The brief
The owner kept seeing the temperature needle creep up in slow Singapore traffic on the A6, and the aircon would lose its bite once the engine got hot. On the open road, both were fine.
That split is the tell. At speed there is plenty of air flowing through the front of the car to cool the radiator and the aircon condenser on its own. In stop-go traffic that air stops, and the radiator fan is supposed to take over and pull air through. Fine on the move, hot at a standstill, is what you get when the fan is not running. A dead fan, in other words.
The diagnosis
We let the engine get hot and watched the fan. It did not spin. The workshop bench-tested the fan motor: dead, no response.
The wiring and the fan control module checked out clean, which ruled out a circuit fault or a control problem and left the fan assembly itself as the failed part. There is nothing to repair on a seized fan motor; the fix is replacement.
The work
Removed the front bumper enough to get at the fan shroud, which sits behind the radiator, then dropped the failed fan assembly out. Fitted a new Audi-spec radiator fan, reconnected the harness, and refitted the bumper.

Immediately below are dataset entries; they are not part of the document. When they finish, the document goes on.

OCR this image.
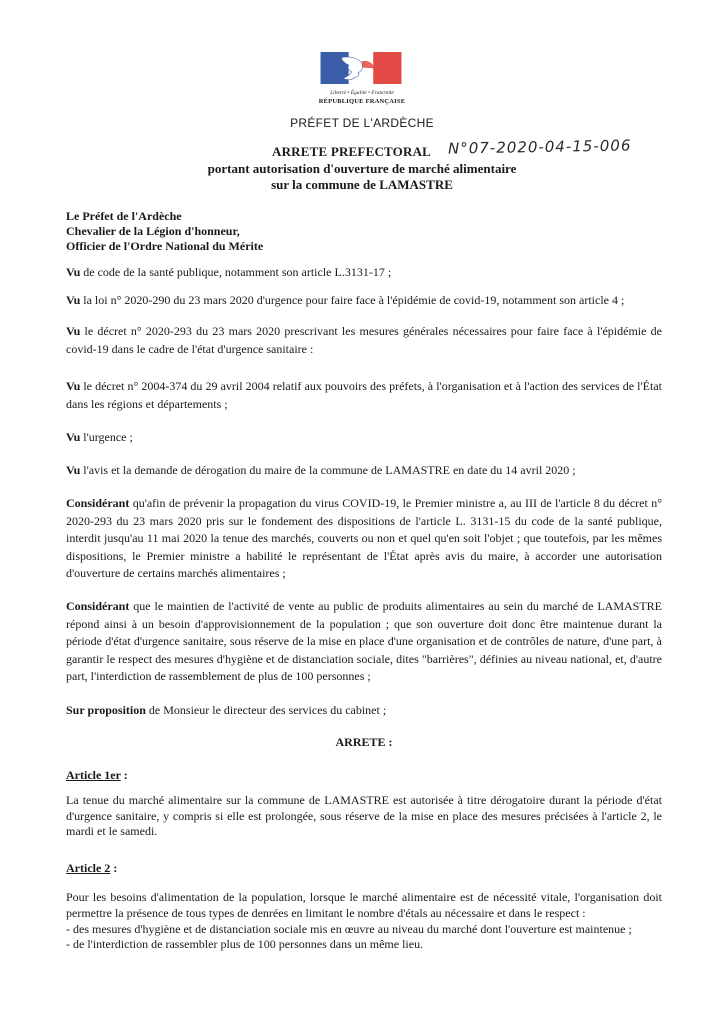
Liberté • Égalité • Fraternité
RÉPUBLIQUE FRANÇAISE
PRÉFET DE L'ARDÈCHE
ARRETE PREFECTORAL N°07-2020-04-15-006
portant autorisation d'ouverture de marché alimentaire
sur la commune de LAMASTRE
Le Préfet de l'Ardèche
Chevalier de la Légion d'honneur,
Officier de l'Ordre National du Mérite
Vu de code de la santé publique, notamment son article L.3131-17 ;
Vu la loi n° 2020-290 du 23 mars 2020 d'urgence pour faire face à l'épidémie de covid-19, notamment son article 4 ;
Vu le décret n° 2020-293 du 23 mars 2020 prescrivant les mesures générales nécessaires pour faire face à l'épidémie de covid-19 dans le cadre de l'état d'urgence sanitaire :
Vu le décret n° 2004-374 du 29 avril 2004 relatif aux pouvoirs des préfets, à l'organisation et à l'action des services de l'État dans les régions et départements ;
Vu l'urgence ;
Vu l'avis et la demande de dérogation du maire de la commune de LAMASTRE en date du 14 avril 2020 ;
Considérant qu'afin de prévenir la propagation du virus COVID-19, le Premier ministre a, au III de l'article 8 du décret n° 2020-293 du 23 mars 2020 pris sur le fondement des dispositions de l'article L. 3131-15 du code de la santé publique, interdit jusqu'au 11 mai 2020 la tenue des marchés, couverts ou non et quel qu'en soit l'objet ; que toutefois, par les mêmes dispositions, le Premier ministre a habilité le représentant de l'État après avis du maire, à accorder une autorisation d'ouverture de certains marchés alimentaires ;
Considérant que le maintien de l'activité de vente au public de produits alimentaires au sein du marché de LAMASTRE répond ainsi à un besoin d'approvisionnement de la population ; que son ouverture doit donc être maintenue durant la période d'état d'urgence sanitaire, sous réserve de la mise en place d'une organisation et de contrôles de nature, d'une part, à garantir le respect des mesures d'hygiène et de distanciation sociale, dites "barrières", définies au niveau national, et, d'autre part, l'interdiction de rassemblement de plus de 100 personnes ;
Sur proposition de Monsieur le directeur des services du cabinet ;
ARRETE :
Article 1er :
La tenue du marché alimentaire sur la commune de LAMASTRE est autorisée à titre dérogatoire durant la période d'état d'urgence sanitaire, y compris si elle est prolongée, sous réserve de la mise en place des mesures précisées à l'article 2, le mardi et le samedi.
Article 2 :
Pour les besoins d'alimentation de la population, lorsque le marché alimentaire est de nécessité vitale, l'organisation doit permettre la présence de tous types de denrées en limitant le nombre d'étals au nécessaire et dans le respect :
- des mesures d'hygiène et de distanciation sociale mis en œuvre au niveau du marché dont l'ouverture est maintenue ;
- de l'interdiction de rassembler plus de 100 personnes dans un même lieu.
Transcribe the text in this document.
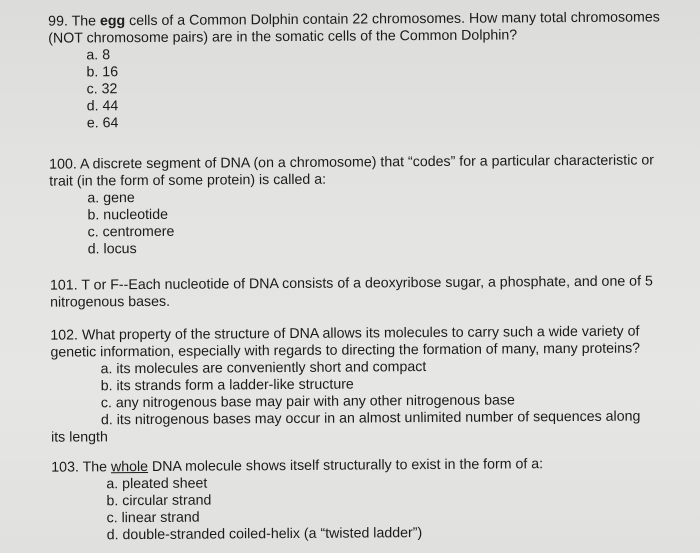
99. The egg cells of a Common Dolphin contain 22 chromosomes. How many total chromosomes (NOT chromosome pairs) are in the somatic cells of the Common Dolphin?

a. 8
b. 16
c. 32
d. 44
e. 64

100. A discrete segment of DNA (on a chromosome) that “codes” for a particular characteristic or trait (in the form of some protein) is called a:

a. gene
b. nucleotide
c. centromere
d. locus

101. T or F--Each nucleotide of DNA consists of a deoxyribose sugar, a phosphate, and one of 5 nitrogenous bases.

102. What property of the structure of DNA allows its molecules to carry such a wide variety of genetic information, especially with regards to directing the formation of many, many proteins?

a. its molecules are conveniently short and compact
b. its strands form a ladder-like structure
c. any nitrogenous base may pair with any other nitrogenous base
d. its nitrogenous bases may occur in an almost unlimited number of sequences along

its length

103. The whole DNA molecule shows itself structurally to exist in the form of a:

a. pleated sheet
b. circular strand
c. linear strand
d. double-stranded coiled-helix (a “twisted ladder”)
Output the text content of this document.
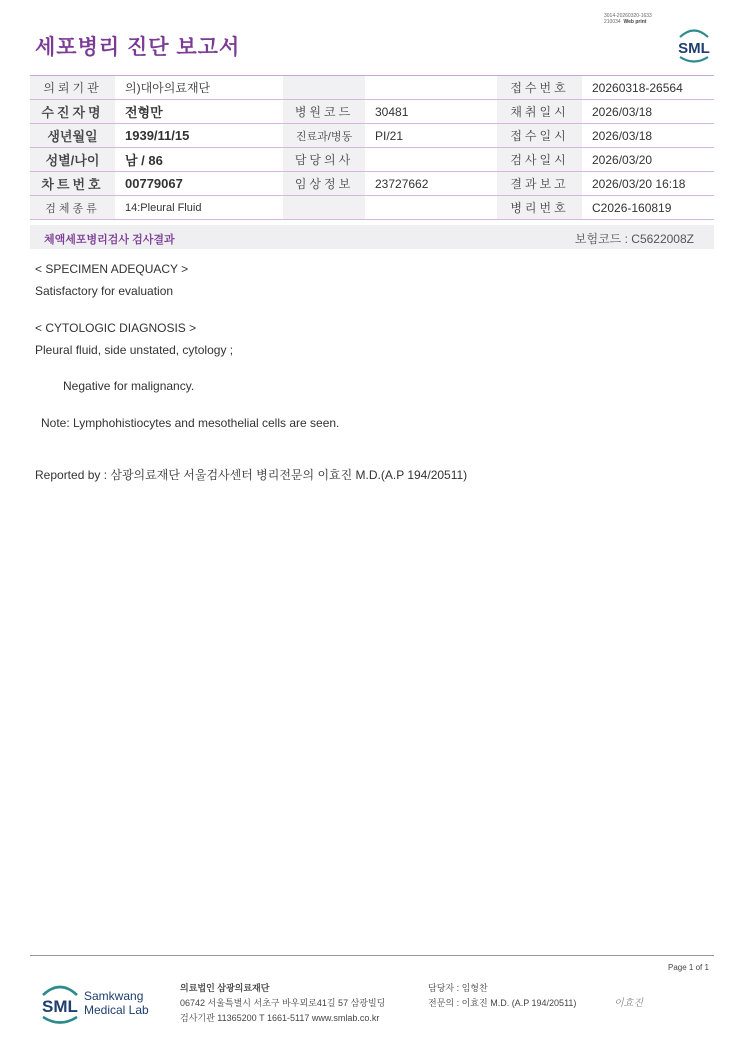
3014-20260320-1633
210034 Web print
세포병리 진단 보고서	SML
의뢰기관	의)대아의료재단			접수번호	20260318-26564
수진자명	전형만	병원코드	30481	채취일시	2026/03/18
생년월일	1939/11/15	진료과/병동	PI/21	접수일시	2026/03/18
성별/나이	남 / 86	담당의사		검사일시	2026/03/20
차트번호	00779067	임상정보	23727662	결과보고	2026/03/20 16:18
검체종류	14:Pleural Fluid			병리번호	C2026-160819
체액세포병리검사 검사결과	보험코드 : C5622008Z
< SPECIMEN ADEQUACY >
Satisfactory for evaluation
< CYTOLOGIC DIAGNOSIS >
Pleural fluid, side unstated, cytology ;
Negative for malignancy.
Note: Lymphohistiocytes and mesothelial cells are seen.
Reported by : 삼광의료재단 서울검사센터 병리전문의 이효진 M.D.(A.P 194/20511)
Page 1 of 1
SML
Samkwang
Medical Lab
의료법인 삼광의료재단
06742 서울특별시 서초구 바우뫼로41길 57 삼광빌딩
검사기관 11365200 T 1661-5117 www.smlab.co.kr
담당자 : 임형찬
전문의 : 이효진 M.D. (A.P 194/20511)	이효진
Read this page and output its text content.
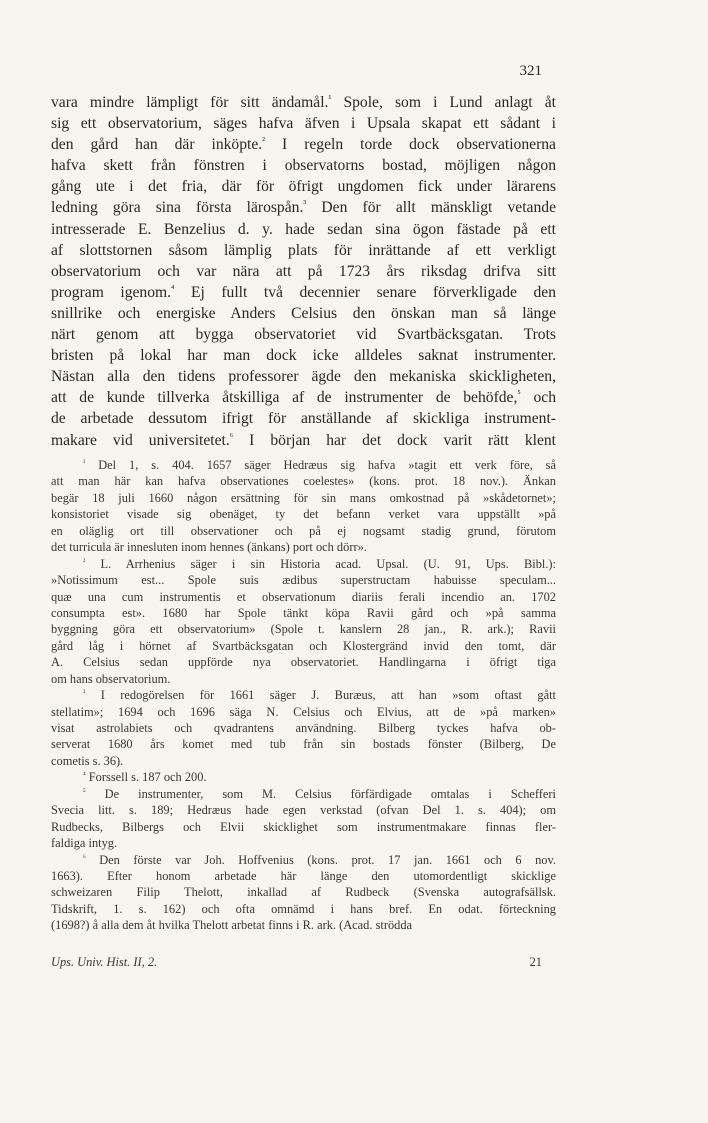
321
vara mindre lämpligt för sitt ändamål.$^{^1}$ Spole, som i Lund anlagt åt
sig ett observatorium, säges hafva äfven i Upsala skapat ett sådant i
den gård han där inköpte.$^{^2}$ I regeln torde dock observationerna
hafva skett från fönstren i observatorns bostad, möjligen någon
gång ute i det fria, där för öfrigt ungdomen fick under lärarens
ledning göra sina första lärospån.$^{^3}$ Den för allt mänskligt vetande
intresserade E. Benzelius d. y. hade sedan sina ögon fästade på ett
af slottstornen såsom lämplig plats för inrättande af ett verkligt
observatorium och var nära att på 1723 års riksdag drifva sitt
program igenom.$^{^4}$ Ej fullt två decennier senare förverkligade den
snillrike och energiske Anders Celsius den önskan man så länge
närt genom att bygga observatoriet vid Svartbäcksgatan. Trots
bristen på lokal har man dock icke alldeles saknat instrumenter.
Nästan alla den tidens professorer ägde den mekaniska skickligheten,
att de kunde tillverka åtskilliga af de instrumenter de behöfde,$^{^5}$ och
de arbetade dessutom ifrigt för anställande af skickliga instrument-
makare vid universitetet.$^{^6}$ I början har det dock varit rätt klent
$^{^1}$ Del 1, s. 404. 1657 säger Hedræus sig hafva »tagit ett verk före, så
att man här kan hafva observationes coelestes» (kons. prot. 18 nov.). Änkan
begär 18 juli 1660 någon ersättning för sin mans omkostnad på »skådetornet»;
konsistoriet visade sig obenäget, ty det befann verket vara uppställt »på
en oläglig ort till observationer och på ej nogsamt stadig grund, förutom
det turricula är innesluten inom hennes (änkans) port och dörr».
$^{^2}$ L. Arrhenius säger i sin Historia acad. Upsal. (U. 91, Ups. Bibl.):
»Notissimum est... Spole suis ædibus superstructam habuisse speculam...
quæ una cum instrumentis et observationum diariis ferali incendio an. 1702
consumpta est». 1680 har Spole tänkt köpa Ravii gård och »på samma
byggning göra ett observatorium» (Spole t. kanslern 28 jan., R. ark.); Ravii
gård låg i hörnet af Svartbäcksgatan och Klostergränd invid den tomt, där
A. Celsius sedan uppförde nya observatoriet. Handlingarna i öfrigt tiga
om hans observatorium.
$^{^3}$ I redogörelsen för 1661 säger J. Buræus, att han »som oftast gått
stellatim»; 1694 och 1696 säga N. Celsius och Elvius, att de »på marken»
visat astrolabiets och qvadrantens användning. Bilberg tyckes hafva ob-
serverat 1680 års komet med tub från sin bostads fönster (Bilberg, De
cometis s. 36).
$^{^4}$ Forssell s. 187 och 200.
$^{^5}$ De instrumenter, som M. Celsius förfärdigade omtalas i Schefferi
Svecia litt. s. 189; Hedræus hade egen verkstad (ofvan Del 1. s. 404); om
Rudbecks, Bilbergs och Elvii skicklighet som instrumentmakare finnas fler-
faldiga intyg.
$^{^6}$ Den förste var Joh. Hoffvenius (kons. prot. 17 jan. 1661 och 6 nov.
1663). Efter honom arbetade här länge den utomordentligt skicklige
schweizaren Filip Thelott, inkallad af Rudbeck (Svenska autografsällsk.
Tidskrift, 1. s. 162) och ofta omnämd i hans bref. En odat. förteckning
(1698?) å alla dem åt hvilka Thelott arbetat finns i R. ark. (Acad. strödda
Ups. Univ. Hist. II, 2.	21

Then ran a heat test: let the engine warm up to the threshold and confirmed the fan kicked in at the correct temperature, and that it stepped up to high speed when the AC compressor came on. A fan job you do not heat-test is a fan job you have not finished.
The outcome
Temperature held steady through a full traffic test. The aircon stayed cold the whole way. The fan stepped up to high speed when the AC compressor engaged.
The A6 went home with cooling performance back to standard. For the owner, in this climate, that is not a luxury: a car that runs hot and loses its aircon in a traffic jam is exactly the one you do not want on a busy Singapore evening.
And catching a seized fan before it cooked the engine in a long jam kept this to a fan replacement, rather than the much bigger bill an overheating event brings.